For obvious reasons, the premature pensioner becomes Linda's darling. Any kid who not only puts up willingly with her amateur therapy reading but actually ad-libs asides is a patient after her own heart. On her rounds, she quickly learns how to get the maximum rile-up by calling out to him, "How's it hanging, old man?"
He glows under the sobriquet, puts on a palsy act, laces his already disconcerting voice with parody tremolo, and warbles back, "Can't complain. Well, I could complain. In fact…" Or: "Hanging? Wait. Lemme check."
Well, she asked for it. This afternoon, Linda finds Nico and a fraction of his gang camped around a TV. "What's up? What's on?" Perfect chance to get them to tell her one for a change.

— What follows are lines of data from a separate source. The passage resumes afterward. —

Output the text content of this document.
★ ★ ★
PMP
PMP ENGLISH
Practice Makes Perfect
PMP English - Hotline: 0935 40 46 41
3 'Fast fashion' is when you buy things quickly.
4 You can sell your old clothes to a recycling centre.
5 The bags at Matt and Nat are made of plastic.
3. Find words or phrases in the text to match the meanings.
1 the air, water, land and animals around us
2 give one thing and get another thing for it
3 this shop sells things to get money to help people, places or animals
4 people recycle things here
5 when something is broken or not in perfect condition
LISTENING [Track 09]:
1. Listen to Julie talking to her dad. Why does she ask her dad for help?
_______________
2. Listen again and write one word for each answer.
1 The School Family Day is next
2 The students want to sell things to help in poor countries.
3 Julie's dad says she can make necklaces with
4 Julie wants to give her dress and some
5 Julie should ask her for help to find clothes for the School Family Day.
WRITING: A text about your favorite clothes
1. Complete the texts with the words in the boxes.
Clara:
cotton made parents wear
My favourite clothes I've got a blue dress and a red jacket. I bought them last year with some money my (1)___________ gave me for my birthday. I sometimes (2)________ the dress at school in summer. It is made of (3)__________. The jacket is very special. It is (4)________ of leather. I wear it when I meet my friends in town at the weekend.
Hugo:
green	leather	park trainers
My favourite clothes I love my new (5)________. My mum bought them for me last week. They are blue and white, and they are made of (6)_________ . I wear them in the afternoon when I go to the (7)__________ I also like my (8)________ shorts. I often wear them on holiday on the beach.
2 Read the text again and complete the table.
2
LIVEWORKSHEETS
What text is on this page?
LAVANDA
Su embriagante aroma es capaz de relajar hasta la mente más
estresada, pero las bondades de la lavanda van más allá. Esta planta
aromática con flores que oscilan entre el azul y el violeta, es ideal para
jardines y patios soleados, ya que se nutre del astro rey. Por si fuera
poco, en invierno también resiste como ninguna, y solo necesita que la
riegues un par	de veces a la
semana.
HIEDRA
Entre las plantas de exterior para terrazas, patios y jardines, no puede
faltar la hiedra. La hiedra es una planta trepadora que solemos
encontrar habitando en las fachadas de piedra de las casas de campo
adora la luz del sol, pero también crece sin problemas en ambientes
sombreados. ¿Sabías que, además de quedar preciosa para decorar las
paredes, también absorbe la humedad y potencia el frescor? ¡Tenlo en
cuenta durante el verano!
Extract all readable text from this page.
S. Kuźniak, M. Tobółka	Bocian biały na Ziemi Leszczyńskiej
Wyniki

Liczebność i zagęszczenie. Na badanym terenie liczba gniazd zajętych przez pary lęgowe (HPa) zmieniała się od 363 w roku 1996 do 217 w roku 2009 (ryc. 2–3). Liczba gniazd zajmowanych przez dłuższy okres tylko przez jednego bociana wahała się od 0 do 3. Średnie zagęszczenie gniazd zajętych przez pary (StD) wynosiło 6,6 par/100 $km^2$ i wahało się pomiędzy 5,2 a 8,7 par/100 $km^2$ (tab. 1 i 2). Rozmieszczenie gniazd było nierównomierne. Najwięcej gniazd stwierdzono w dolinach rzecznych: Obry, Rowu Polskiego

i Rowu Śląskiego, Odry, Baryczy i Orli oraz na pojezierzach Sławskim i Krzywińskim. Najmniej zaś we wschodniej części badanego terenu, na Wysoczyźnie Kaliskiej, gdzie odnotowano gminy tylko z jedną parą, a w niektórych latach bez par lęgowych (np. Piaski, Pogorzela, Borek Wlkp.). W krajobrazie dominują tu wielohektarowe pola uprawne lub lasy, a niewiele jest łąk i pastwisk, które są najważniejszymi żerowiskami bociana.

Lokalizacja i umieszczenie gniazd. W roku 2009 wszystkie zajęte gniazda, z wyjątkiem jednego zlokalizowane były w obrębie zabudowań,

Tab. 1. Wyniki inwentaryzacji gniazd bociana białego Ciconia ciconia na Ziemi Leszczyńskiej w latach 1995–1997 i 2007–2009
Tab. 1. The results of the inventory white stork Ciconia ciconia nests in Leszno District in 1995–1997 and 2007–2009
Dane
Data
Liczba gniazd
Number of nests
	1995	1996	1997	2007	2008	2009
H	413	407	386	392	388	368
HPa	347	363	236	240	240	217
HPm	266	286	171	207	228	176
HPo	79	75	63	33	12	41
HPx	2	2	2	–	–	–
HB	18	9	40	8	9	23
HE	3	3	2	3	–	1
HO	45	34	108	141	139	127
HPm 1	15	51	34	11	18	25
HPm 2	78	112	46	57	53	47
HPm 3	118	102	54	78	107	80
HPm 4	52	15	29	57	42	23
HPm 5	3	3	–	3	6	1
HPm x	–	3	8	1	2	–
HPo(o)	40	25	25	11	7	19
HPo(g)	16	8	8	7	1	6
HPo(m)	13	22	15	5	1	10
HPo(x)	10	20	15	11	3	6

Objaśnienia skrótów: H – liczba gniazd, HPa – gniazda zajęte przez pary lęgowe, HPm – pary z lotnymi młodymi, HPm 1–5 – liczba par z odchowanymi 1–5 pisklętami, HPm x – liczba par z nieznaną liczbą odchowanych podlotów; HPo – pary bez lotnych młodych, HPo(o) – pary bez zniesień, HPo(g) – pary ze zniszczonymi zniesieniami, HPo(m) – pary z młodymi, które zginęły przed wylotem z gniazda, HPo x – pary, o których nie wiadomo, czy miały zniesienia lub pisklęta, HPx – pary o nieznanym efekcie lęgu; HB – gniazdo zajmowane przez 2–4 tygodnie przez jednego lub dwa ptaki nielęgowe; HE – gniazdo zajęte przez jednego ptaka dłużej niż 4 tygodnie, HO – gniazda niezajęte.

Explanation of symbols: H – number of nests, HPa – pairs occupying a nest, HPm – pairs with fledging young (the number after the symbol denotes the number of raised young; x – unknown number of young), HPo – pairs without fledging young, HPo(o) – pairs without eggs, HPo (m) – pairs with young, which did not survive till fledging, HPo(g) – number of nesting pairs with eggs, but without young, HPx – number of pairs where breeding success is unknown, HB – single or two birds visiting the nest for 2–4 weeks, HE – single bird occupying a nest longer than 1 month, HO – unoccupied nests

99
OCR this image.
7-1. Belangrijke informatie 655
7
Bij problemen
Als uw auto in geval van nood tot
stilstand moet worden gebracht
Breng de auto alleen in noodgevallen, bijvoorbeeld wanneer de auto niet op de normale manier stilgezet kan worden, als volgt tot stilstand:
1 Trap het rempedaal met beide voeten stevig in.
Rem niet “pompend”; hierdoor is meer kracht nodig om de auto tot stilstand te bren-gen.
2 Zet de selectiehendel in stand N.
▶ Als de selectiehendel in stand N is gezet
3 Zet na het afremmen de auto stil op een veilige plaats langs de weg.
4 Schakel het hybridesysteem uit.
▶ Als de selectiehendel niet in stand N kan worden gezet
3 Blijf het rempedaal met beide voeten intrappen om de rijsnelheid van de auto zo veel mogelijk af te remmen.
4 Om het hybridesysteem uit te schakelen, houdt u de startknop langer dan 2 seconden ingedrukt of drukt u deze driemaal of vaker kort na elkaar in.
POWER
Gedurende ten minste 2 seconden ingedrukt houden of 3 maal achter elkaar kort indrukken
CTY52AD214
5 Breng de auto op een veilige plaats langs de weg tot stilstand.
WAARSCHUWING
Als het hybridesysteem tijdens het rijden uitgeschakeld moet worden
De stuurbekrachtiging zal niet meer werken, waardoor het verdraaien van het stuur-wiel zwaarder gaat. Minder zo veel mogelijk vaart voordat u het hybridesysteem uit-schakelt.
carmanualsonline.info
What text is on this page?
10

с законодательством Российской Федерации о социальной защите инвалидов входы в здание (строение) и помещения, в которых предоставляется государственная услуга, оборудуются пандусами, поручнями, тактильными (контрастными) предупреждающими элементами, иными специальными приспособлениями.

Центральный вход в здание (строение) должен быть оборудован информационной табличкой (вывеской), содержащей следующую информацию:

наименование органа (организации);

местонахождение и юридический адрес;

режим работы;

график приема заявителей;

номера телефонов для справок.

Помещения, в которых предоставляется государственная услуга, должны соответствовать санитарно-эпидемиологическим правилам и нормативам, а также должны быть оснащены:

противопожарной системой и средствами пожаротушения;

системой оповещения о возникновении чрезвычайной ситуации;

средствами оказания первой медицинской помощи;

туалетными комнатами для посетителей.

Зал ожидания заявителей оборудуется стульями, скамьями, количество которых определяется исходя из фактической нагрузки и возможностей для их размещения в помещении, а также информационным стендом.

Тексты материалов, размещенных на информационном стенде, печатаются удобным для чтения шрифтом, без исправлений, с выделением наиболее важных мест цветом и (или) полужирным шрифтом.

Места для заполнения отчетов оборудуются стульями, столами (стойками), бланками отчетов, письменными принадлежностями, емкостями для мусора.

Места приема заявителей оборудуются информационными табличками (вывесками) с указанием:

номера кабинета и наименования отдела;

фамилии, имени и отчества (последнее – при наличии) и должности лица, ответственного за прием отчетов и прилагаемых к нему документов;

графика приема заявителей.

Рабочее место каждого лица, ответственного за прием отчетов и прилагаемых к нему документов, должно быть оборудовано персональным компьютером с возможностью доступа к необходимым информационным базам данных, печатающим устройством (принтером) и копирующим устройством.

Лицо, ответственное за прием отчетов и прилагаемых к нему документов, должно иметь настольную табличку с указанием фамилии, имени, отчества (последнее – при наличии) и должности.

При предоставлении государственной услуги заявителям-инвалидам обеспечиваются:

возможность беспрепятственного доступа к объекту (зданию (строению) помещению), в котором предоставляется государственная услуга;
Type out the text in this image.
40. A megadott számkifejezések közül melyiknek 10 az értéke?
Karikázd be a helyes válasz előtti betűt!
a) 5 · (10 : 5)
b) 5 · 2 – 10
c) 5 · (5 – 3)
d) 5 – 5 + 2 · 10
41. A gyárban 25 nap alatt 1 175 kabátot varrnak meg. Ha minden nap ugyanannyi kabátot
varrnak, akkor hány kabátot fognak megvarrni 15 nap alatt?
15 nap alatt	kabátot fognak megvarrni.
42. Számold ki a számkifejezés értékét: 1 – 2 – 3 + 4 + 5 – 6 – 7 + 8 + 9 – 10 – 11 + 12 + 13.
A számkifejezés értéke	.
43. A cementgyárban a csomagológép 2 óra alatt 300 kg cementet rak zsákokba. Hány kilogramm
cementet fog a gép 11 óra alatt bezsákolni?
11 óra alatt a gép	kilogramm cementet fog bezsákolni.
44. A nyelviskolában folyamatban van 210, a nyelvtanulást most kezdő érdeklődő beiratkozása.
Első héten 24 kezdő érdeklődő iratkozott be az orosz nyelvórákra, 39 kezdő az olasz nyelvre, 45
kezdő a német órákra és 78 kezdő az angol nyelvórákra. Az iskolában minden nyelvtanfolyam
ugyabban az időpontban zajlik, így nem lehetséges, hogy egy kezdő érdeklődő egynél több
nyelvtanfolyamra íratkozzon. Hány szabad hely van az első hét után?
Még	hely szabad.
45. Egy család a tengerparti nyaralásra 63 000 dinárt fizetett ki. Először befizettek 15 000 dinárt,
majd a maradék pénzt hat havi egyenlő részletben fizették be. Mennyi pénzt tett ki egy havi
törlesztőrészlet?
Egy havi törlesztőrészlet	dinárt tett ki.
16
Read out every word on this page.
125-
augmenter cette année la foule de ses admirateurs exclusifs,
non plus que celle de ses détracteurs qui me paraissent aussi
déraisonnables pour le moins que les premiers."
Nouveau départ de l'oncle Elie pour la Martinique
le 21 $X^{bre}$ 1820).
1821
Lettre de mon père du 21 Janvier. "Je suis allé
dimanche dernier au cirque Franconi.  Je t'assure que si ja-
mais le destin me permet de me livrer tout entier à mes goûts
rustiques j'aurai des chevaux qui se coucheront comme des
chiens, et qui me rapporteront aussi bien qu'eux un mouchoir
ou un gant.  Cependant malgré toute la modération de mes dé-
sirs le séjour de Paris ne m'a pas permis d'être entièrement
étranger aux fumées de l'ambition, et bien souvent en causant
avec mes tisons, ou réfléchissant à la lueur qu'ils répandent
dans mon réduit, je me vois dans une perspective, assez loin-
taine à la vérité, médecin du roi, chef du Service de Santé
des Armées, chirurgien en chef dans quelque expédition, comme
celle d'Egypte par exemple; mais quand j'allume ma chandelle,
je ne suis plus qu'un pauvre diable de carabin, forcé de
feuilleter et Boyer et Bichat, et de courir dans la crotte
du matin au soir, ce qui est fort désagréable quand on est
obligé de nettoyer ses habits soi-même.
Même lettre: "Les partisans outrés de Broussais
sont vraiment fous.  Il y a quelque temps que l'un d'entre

"Stupid so-called show about some cartoon future that the friggin' cat dragged in." Nico's betrayal of the spell that has held half a dozen of his cohorts enthralled causes several wounded faces to jerk in hurt incomprehension. His better self, protesting pitifully from its perch on the traditional right clavicle, causes Nico to repent his rudeness by the time-honored method of redoubling it. "Yeah. You heard me right. Dumbshit program here, gentlemen."
"Nico," Linda growls. Quite the little performance he's mustering for her sake. A shame that kind of strutting is restricted to the young, or the old, or whatever her potty-mouthed courtier actually is.